If I could hone one single quality that would offer me peace, perspective and results, it would be resiliency.
This is THE THING that separates those who succeed from those who don’t.
Successful people don’t just have amazing luck. They aren’t sitting at home thinking about what they’d like to do. They are out doing it. And you know what, they are messing up left and right. How could they not? More action equals more chances for mistakes.
Is this scary? Of course! And it’s the main reason why many people will never realize their greatest happiness or achievement, because it’s comfy right here. Safe, secure and steady.
There’s nothing wrong with safe and secure, except realize that the way we grow, learn and get better is not when everything is going smoothly. Besides, it’s easy to be “all good” when everything’s all good, no?
We’re given the opportunities to grow when we mess up; when we stretch ourselves and miss the mark. In obstacles and challenges. In the ugly moments.

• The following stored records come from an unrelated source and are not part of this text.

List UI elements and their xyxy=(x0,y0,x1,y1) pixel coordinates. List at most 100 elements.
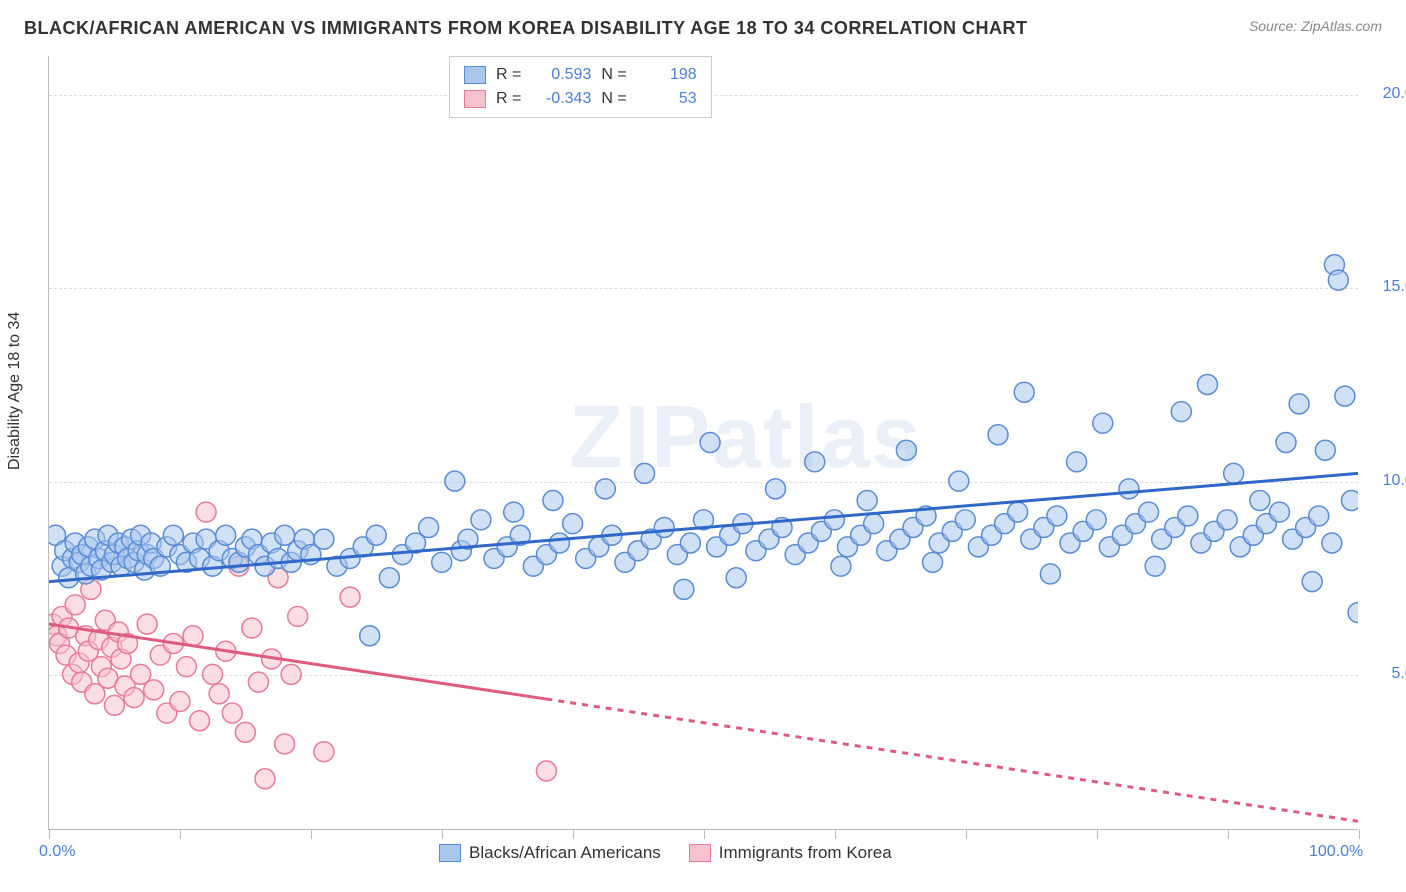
legend-stats-row-blue: R = 0.593 N = 198 xyxy=(464,63,697,87)
scatter-point xyxy=(1250,490,1270,510)
scatter-point xyxy=(595,479,615,499)
scatter-point xyxy=(248,672,268,692)
scatter-point xyxy=(1269,502,1289,522)
ytick-label: 10.0% xyxy=(1368,472,1406,490)
scatter-point xyxy=(831,556,851,576)
scatter-point xyxy=(281,664,301,684)
scatter-point xyxy=(203,664,223,684)
scatter-point xyxy=(857,490,877,510)
scatter-point xyxy=(654,518,674,538)
scatter-point xyxy=(504,502,524,522)
scatter-svg xyxy=(49,56,1358,829)
scatter-point xyxy=(1086,510,1106,530)
trend-line xyxy=(546,699,1358,821)
scatter-point xyxy=(700,433,720,453)
tick-v xyxy=(180,829,181,839)
scatter-point xyxy=(1178,506,1198,526)
legend-label-pink: Immigrants from Korea xyxy=(719,843,892,863)
scatter-point xyxy=(766,479,786,499)
tick-v xyxy=(704,829,705,839)
scatter-point xyxy=(190,711,210,731)
scatter-point xyxy=(550,533,570,553)
legend-bottom: Blacks/African Americans Immigrants from… xyxy=(439,843,892,863)
scatter-point xyxy=(563,514,583,534)
r-label: R = xyxy=(496,87,521,111)
chart-source: Source: ZipAtlas.com xyxy=(1249,18,1382,34)
scatter-point xyxy=(163,525,183,545)
swatch-blue xyxy=(464,66,486,84)
scatter-point xyxy=(1315,440,1335,460)
scatter-point xyxy=(275,734,295,754)
chart-header: BLACK/AFRICAN AMERICAN VS IMMIGRANTS FRO… xyxy=(0,0,1406,49)
tick-v xyxy=(442,829,443,839)
r-label: R = xyxy=(496,63,521,87)
scatter-point xyxy=(216,525,236,545)
r-value-pink: -0.343 xyxy=(531,87,591,111)
scatter-point xyxy=(1309,506,1329,526)
scatter-point xyxy=(1322,533,1342,553)
scatter-point xyxy=(340,587,360,607)
scatter-point xyxy=(445,471,465,491)
tick-v xyxy=(835,829,836,839)
scatter-point xyxy=(1348,603,1358,623)
xtick-label: 100.0% xyxy=(1309,843,1363,861)
ytick-label: 20.0% xyxy=(1368,85,1406,103)
scatter-point xyxy=(176,657,196,677)
scatter-point xyxy=(183,626,203,646)
swatch-blue xyxy=(439,844,461,862)
legend-item-blue: Blacks/African Americans xyxy=(439,843,661,863)
scatter-point xyxy=(896,440,916,460)
scatter-point xyxy=(471,510,491,530)
scatter-point xyxy=(949,471,969,491)
scatter-point xyxy=(104,695,124,715)
scatter-point xyxy=(1224,463,1244,483)
scatter-point xyxy=(255,769,275,789)
scatter-point xyxy=(864,514,884,534)
scatter-point xyxy=(1047,506,1067,526)
scatter-point xyxy=(680,533,700,553)
scatter-point xyxy=(1289,394,1309,414)
scatter-point xyxy=(1197,375,1217,395)
scatter-point xyxy=(1119,479,1139,499)
legend-stats-box: R = 0.593 N = 198 R = -0.343 N = 53 xyxy=(449,56,712,118)
y-axis-label: Disability Age 18 to 34 xyxy=(6,312,24,470)
r-value-blue: 0.593 xyxy=(531,63,591,87)
scatter-point xyxy=(1067,452,1087,472)
scatter-point xyxy=(923,552,943,572)
scatter-point xyxy=(543,490,563,510)
scatter-point xyxy=(1341,490,1358,510)
scatter-point xyxy=(1145,556,1165,576)
scatter-point xyxy=(1276,433,1296,453)
n-value-blue: 198 xyxy=(637,63,697,87)
tick-v xyxy=(1359,829,1360,839)
tick-v xyxy=(573,829,574,839)
scatter-point xyxy=(314,529,334,549)
scatter-point xyxy=(1328,270,1348,290)
tick-v xyxy=(1097,829,1098,839)
scatter-point xyxy=(1014,382,1034,402)
scatter-point xyxy=(1217,510,1237,530)
scatter-point xyxy=(824,510,844,530)
chart-title: BLACK/AFRICAN AMERICAN VS IMMIGRANTS FRO… xyxy=(24,18,1028,39)
scatter-point xyxy=(674,579,694,599)
scatter-point xyxy=(360,626,380,646)
scatter-point xyxy=(314,742,334,762)
scatter-point xyxy=(1008,502,1028,522)
swatch-pink xyxy=(464,90,486,108)
scatter-point xyxy=(1040,564,1060,584)
scatter-point xyxy=(726,568,746,588)
tick-v xyxy=(966,829,967,839)
ytick-label: 5.0% xyxy=(1368,665,1406,683)
scatter-point xyxy=(170,691,190,711)
scatter-point xyxy=(432,552,452,572)
legend-item-pink: Immigrants from Korea xyxy=(689,843,892,863)
scatter-point xyxy=(222,703,242,723)
scatter-point xyxy=(805,452,825,472)
n-label: N = xyxy=(601,63,626,87)
scatter-point xyxy=(379,568,399,588)
scatter-point xyxy=(196,502,216,522)
n-value-pink: 53 xyxy=(637,87,697,111)
scatter-point xyxy=(1093,413,1113,433)
scatter-point xyxy=(1171,402,1191,422)
scatter-point xyxy=(536,761,556,781)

And guess what? We can let those challenges be the end, OR we can learn and try again with more information and more experience. It’s the ultimate in wisdom.
Getting over a fear of failure has to do with trusting YOURSELF that you can handle anything that happens, and also realizing that a struggle or two doesn’t mean you suck.
In fact, for me, it’s those who struggle the most that are the most qualified to teach others. And it would be a pity to see all that experience and all those lessons go to waste because the fear of putting them out there is holding us back.
For me, I feel obligated to share what I’ve learned and my stories. It’s how I contribute and how I find meaning in my life. And I know that doing that opens me up for all sorts of uncomfortable scenarios. But it’s a risk I’m willing to take because I trust myself, my process and my desire to grow and get better.
Mess-ups are level-ups. Embrace them!